There seem to be several mortgage myths floating around that keep cropping up. These myths and misunderstandings about how the home loan process works, and what you need to secure a loan, discourage people who may be perfectly eligible borrowers, from even trying to apply for a loan. They seem to think they’ll get rejected or fail in some way before they even start the process.
Here are the straight facts about some seriously misunderstood mortgage issues:
1. Renting is Cheaper than Owning
It’s easy to do the math on homeownership and decide it’s more expensive to own than to rent, but in most cases, that would be wrong. There are expenses that come with owning a home, such as mortgage payments, property taxes, homeowners insurance, and upkeep, but the equity you are earning in your investment tends to offset the difference.
Paying a mortgage can feel less painful than writing a rent check, since you’re actually putting that money toward something you’ll own at the end of the day. Home values tend to increase over time, and if historical trends continue in California, you’re likely to end up with a house that’s worth more than you paid for it. The average median house price in Placer County has increased from $182,220 in January of 1990 to $472,370 in February of 2018.
Rent adds up quickly, and as soon as you give your notice, you’re left with nothing. As you can see, even if your rent stayed the same over time (and it probably will increase), it usually makes sense to invest in ownership.
2. You can’t get a decent loan unless you’ve got 20% to put down
We get really tired of this myth. A lot of well-qualified families avoid even trying to buy a home because they think they’ll never be able to save up 20% for a down payment. Maybe that wouldn’t be so off putting in the midwest where homes are still relatively affordable, but California is well known for having premium housing prices, and a 20% down payment on a modest single family home can amount to more than the price of a fully-loaded luxury vehicle.
Let’s clear this up right now — You can ABSOLUTELY buy a house with less than 20% down.
In fact, there are great conventional loan programs for borrowers who have as little as 3% to put down. The 20% myth comes from the fact that you have to put at least 20% down to avoid private mortgage insurance (PMI).
You can still buy a house with less than 20% down, you just have to pay mortgage insurance until you pay your mortgage down enough to get rid of it. In California there are also government backed down payment assistance programs that can reduce your down payment even lower than 3%.
3. Thinking you’re stuck with the first company who gives you a pre-approval letter
Nope. You are not committed to a loan until you sign on the dotted line. There are a lot of mortgage companies who would like you to think pre-approval means you’re in some kind of contract with them. It’s just not true.
In fact, the freedom you have as a consumer is why so many pushy loan originators will try to pressure you into thinking you have to act now, or that they are the only ones who can get you a loan. Loan Originators know perfectly well how much freedom you have as a consumer, and the good ones will make sure you are aware of that freedom and power, and not try to hide that from you.
There are a lot of lenders and loan programs available to help you, and one will end up being better suited to your needs than another. It’s your loan officer’s job to work through your options with you, understand what your goals are, and help you align those goals to the loan program that will make the most sense for you.
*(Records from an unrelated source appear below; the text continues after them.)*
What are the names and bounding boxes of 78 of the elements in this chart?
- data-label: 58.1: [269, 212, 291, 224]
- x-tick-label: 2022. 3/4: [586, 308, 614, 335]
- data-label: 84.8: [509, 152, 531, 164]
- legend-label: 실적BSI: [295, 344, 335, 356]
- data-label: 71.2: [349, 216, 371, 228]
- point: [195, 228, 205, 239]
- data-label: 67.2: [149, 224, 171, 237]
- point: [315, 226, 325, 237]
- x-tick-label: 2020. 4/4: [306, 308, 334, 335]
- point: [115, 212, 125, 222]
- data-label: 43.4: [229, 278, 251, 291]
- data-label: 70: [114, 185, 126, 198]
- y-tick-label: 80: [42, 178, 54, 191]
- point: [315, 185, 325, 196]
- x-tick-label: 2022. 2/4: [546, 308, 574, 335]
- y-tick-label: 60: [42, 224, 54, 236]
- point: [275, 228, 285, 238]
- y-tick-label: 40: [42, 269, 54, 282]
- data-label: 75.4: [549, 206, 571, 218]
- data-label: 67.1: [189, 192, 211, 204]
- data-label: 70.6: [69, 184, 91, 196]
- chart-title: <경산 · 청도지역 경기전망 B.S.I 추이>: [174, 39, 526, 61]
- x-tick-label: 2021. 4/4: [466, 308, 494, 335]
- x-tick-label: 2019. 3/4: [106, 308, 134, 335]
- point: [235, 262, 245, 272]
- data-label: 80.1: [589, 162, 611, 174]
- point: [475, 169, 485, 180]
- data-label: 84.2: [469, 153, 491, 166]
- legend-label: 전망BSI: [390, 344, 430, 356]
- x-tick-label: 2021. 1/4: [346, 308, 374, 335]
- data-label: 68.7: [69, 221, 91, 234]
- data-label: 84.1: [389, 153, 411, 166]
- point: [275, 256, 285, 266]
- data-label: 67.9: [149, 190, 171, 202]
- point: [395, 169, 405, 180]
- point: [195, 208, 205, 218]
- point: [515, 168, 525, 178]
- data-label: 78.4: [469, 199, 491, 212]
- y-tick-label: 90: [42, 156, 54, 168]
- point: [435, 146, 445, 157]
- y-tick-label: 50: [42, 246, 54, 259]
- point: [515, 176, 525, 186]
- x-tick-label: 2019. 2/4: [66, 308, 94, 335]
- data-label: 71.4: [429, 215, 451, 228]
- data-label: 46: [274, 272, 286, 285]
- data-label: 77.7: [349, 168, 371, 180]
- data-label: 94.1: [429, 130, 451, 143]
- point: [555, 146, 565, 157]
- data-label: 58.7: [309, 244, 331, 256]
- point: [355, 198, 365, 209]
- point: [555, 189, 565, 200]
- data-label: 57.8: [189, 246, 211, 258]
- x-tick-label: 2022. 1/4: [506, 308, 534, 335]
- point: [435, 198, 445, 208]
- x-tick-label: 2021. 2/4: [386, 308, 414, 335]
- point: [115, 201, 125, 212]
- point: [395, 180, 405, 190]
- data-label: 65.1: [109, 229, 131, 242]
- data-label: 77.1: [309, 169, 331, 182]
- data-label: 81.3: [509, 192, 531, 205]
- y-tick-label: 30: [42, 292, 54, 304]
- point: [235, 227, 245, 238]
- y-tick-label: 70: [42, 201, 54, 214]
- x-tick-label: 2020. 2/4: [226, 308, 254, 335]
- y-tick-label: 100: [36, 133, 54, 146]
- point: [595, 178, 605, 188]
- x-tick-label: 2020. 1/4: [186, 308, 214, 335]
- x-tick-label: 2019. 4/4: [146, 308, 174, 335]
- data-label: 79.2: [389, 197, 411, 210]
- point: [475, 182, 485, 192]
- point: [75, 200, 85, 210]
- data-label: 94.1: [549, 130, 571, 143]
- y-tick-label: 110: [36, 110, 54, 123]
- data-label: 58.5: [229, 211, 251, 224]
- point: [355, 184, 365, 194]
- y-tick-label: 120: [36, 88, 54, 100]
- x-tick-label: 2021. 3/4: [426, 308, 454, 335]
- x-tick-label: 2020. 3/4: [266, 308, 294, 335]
You can meet with as many loan officers, and review as many loan programs as you want to find the right fit. You should feel comfortable with the person you’re working with, and trust that they have your best interest in their crosshairs. If at any time you feel they don’t, ask questions.
If you don’t like the answers, simply walk away.
You aren’t stuck with that deal until you sign the final paperwork with a notary.
4. Only high credit scores qualify for a home loan
Different types of loans have different minimum credit score requirements. The higher your score, the better your interest rate will likely be, but you can still get a house with a credit score as low as 500, in some instances, depending on the program and how much money you have for a down payment.
Here are the minimum requirements for some of our most popular loan programs as of April 2018:
As you can see, the VA doesn’t even have an official baseline credit score requirement. They leave that up to the individual lenders, and some go as low as 580.
5. Thinking a pre-approval is the same thing as a fully underwritten loan
This mortgage myth is particularly sad. We’ve seen borrowers get a pre-approval letter, go make an offer on a house, and then end up not getting the loan because they sabotaged their loan during the underwriting process.
A pre-approval is not a guarantee of anything. It’s a ballpark estimate based on figures you report, and still hinges on the underwriting process to verify these facts and figures in a deeper-dive into your personal finances. Usually this is a simple process of showing supporting documents, such as pay stubs, and tax returns to prove your ability to pay back a loan over time.
Unfortunately, a lot of unsuspecting borrowers think they’re good to go once they’ve got that pre-approval letter in hand, and wind up making big changes or financial moves that change their eligibility before the loan is finalized. It’s really important to talk to the team helping you with your loan before you make any big moves in your financial life, career, or otherwise while your loan is in process.
A pre-approval is only as good as the person issuing the pre-approval. A certain company right now is touting their 8 minute pre-approval you can obtain online without talking to anyone. That is flat out dangerous.
Consider this: do you think the largest financial purchase of your life, the home you pin your hopes and dreams on should be completed in 8 minutes without ever talking with anyone?